坊っちゃん - 【五】 - 《56》
幾尋《いくひろ》あるかねと赤シャツが聞くと、六尋《むひろ》ぐらいだと云う。
六尋ぐらいじゃ鯛《たい》はむずかしいなと、赤シャツは糸を海へなげ込んだ。
大将鯛を釣る気と見える、豪胆《ごうたん》なものだ。
野だは、なに教頭のお手際じゃかかりますよ。
それになぎですからとお世辞を云いながら、これも糸を繰《く》り出して投げ入れる。
何だか先に錘《おもり》のような鉛《なまり》がぶら下がってるだけだ。
浮《うき》がない。
浮がなくって釣をするのは寒暖計なしで熱度をはかるようなものだ。
おれには到底《とうてい》出来ないと見ていると、さあ君もやりたまえ糸はありますかと聞く。

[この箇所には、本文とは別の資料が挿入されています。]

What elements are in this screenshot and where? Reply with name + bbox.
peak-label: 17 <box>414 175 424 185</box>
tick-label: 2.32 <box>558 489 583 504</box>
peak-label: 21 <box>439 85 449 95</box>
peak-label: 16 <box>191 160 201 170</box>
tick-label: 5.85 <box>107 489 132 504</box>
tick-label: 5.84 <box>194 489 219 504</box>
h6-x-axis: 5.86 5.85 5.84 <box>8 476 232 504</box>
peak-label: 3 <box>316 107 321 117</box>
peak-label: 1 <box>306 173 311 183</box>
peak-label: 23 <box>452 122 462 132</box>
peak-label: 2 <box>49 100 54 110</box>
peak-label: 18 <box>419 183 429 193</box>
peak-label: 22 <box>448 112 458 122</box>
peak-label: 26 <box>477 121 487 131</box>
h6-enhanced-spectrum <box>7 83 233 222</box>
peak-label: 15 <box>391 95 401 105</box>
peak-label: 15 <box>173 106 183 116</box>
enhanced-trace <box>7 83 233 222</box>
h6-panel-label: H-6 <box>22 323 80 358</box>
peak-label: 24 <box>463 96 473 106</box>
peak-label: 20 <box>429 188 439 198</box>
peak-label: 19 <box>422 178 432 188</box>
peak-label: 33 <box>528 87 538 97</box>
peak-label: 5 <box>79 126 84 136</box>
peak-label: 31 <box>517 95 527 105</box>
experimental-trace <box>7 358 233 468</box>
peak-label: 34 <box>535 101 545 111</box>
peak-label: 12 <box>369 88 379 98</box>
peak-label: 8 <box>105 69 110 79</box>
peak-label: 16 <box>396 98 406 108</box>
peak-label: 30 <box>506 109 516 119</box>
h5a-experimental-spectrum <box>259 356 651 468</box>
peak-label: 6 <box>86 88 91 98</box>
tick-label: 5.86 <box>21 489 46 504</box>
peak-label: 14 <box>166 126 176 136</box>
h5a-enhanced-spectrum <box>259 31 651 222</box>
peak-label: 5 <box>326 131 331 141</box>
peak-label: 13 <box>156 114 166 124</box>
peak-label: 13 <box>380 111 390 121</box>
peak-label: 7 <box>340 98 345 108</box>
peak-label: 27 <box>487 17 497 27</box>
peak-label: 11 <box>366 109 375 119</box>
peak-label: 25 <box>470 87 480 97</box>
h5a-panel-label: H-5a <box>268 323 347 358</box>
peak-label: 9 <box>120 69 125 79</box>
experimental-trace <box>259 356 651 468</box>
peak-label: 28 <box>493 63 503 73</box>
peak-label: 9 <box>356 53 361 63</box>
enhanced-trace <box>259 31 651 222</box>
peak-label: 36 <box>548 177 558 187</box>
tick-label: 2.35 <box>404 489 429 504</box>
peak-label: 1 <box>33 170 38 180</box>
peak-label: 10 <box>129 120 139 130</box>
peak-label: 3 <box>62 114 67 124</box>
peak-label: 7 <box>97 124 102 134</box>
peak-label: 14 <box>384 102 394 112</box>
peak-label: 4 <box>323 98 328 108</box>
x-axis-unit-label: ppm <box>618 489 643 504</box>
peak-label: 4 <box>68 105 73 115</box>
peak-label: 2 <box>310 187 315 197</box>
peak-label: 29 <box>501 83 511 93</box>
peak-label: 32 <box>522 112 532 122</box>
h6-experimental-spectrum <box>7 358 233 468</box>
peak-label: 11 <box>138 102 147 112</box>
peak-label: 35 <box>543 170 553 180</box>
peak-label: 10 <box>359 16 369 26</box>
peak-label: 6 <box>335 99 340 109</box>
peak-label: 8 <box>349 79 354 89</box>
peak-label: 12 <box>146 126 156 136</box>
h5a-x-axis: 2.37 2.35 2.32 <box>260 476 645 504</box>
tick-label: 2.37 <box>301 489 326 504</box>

糸はあまるほどあるが、浮がありませんと云ったら、浮がなくっちゃ釣が出来ないのは素人《しろうと》ですよ。
こうしてね、糸が水底《みずそこ》へついた時分に、船縁《ふなべり》の所で人指しゆびで呼吸をはかるんです、食うとすぐ手に答える。
――そらきた、と先生急に糸をたぐり始めるから、何かかかったと思ったら何にもかからない、餌《え》がなくなってたばかりだ。
いい気味《きび》だ。
教頭、残念な事をしましたね、今のはたしかに大ものに違いなかったんですが、どうも教頭のお手際でさえ逃《に》げられちゃ、今日は油断ができませんよ。
しかし逃げられても何ですね。
浮と睨《にら》めくらをしている連中よりはましですね。
ちょうど歯どめがなくっちゃ自転車へ乗れないのと同程度ですからねと野だは妙《みよう》な事ばかり喋舌《しゃべ》る。
よっぽど撲《なぐ》りつけてやろうかと思った。
おれだって人間だ、教頭ひとりで借り切った海じゃあるまいし。
広い所だ。
鰹《かつお》の一匹ぐらい義理にだって、かかってくれるだろうと、どぼんと錘と糸を抛《ほう》り込んでいい加減に指の先であやつっていた。